# Forecasting the Sales of a Supermarket During a Festive Season

## Problem

* TODO: Write down the problem explicitly!

## Solution Overview

* We use the dataset provided by [Walmart Recruiting - Store Sales Forecasting](https://www.kaggle.com/c/walmart-recruiting-store-sales-forecasting/data) challenge. It is the historical sales data for 45 Walmart stores located in different regions. Each store contains a number of departments. We will use this data to predict the department-wise sales for each store in the Christmas.

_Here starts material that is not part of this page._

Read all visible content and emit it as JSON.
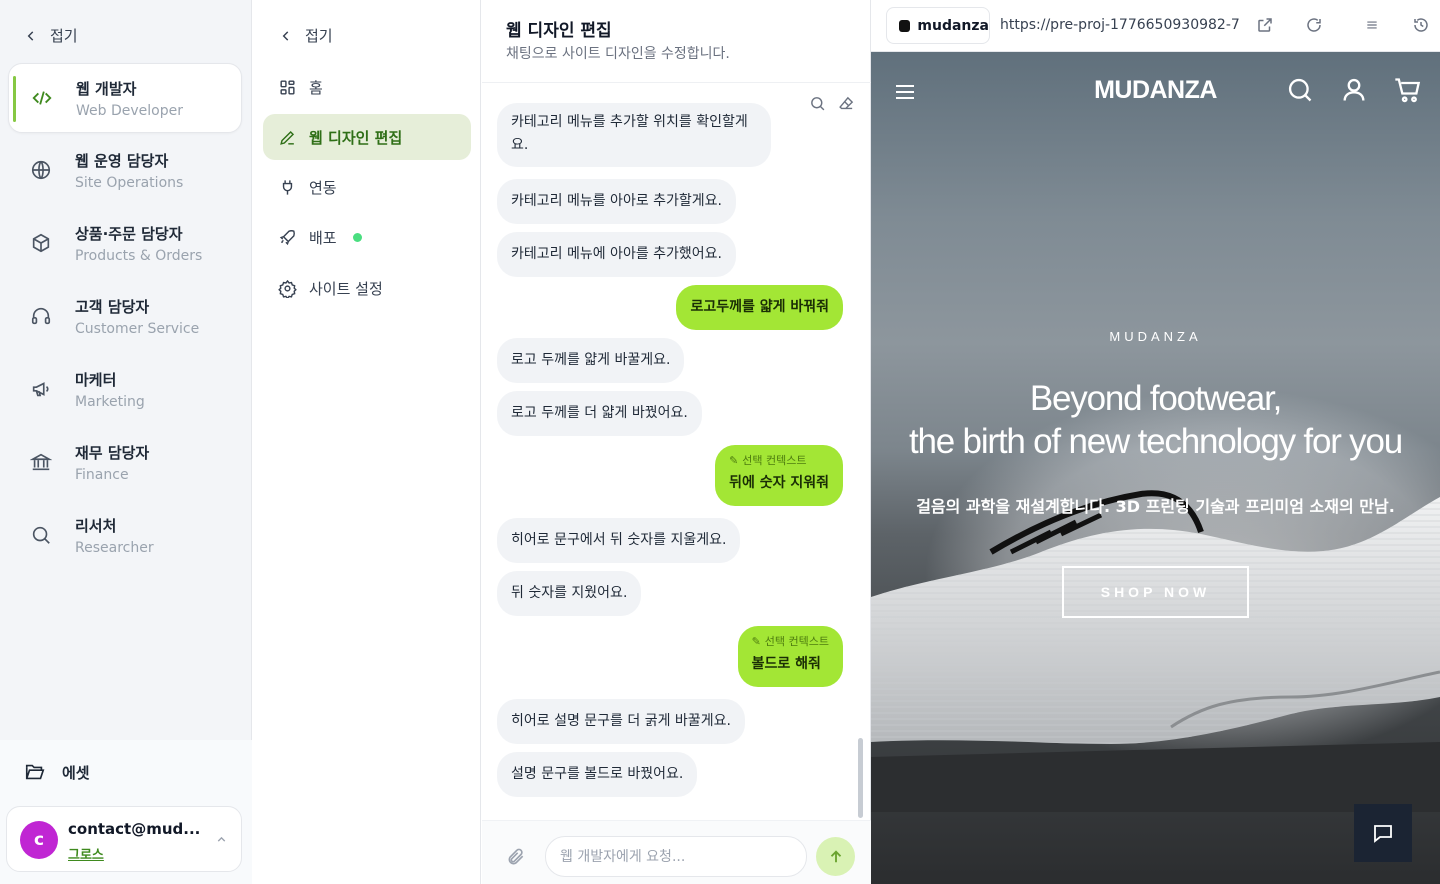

* The dataset consists of 4 files (TODO: Add file description)
    * `stores.csv`
    * `train.csv`
    * `test.csv`
    * `features.csv`

## EDA and Data Cleaning

In [73]:
from pyspark.sql import SparkSession

from pyspark.sql import types

from pyspark.sql.functions import col

from pyspark.sql.functions import date_format

In [87]:
from datetime import datetime
from datetime import date

In [4]:
import warnings
# ignore warnings
warnings.filterwarnings("ignore")

In [5]:
spark = (SparkSession.builder
         .appName("Business Intelligence Capstone")
         .master("local[*]")
         .getOrCreate())

* Load the Stores

In [13]:
store_schema = types.StructType([
  types.StructField("Store", types.StringType(), nullable=False),
  types.StructField("Type", types.StringType(), nullable=False),
  types.StructField("Size", types.IntegerType(), nullable=False)
])


store_df = (spark.read
            .option("header", "true")
            .option("schema", store_schema)
            .csv("../data/stores.csv")
            .withColumnRenamed("Store", "store")
            .withColumnRenamed("Type", "type")
            .withColumnRenamed("Size", "size"))

In [14]:
store_df.show(5)

+-----+----+------+
|store|type|  size|
+-----+----+------+
|    1|   A|151315|
|    2|   A|202307|
|    3|   B| 37392|
|    4|   A|205863|
|    5|   B| 34875|
+-----+----+------+
only showing top 5 rows



In [15]:
store_df.createOrReplaceTempView("stores")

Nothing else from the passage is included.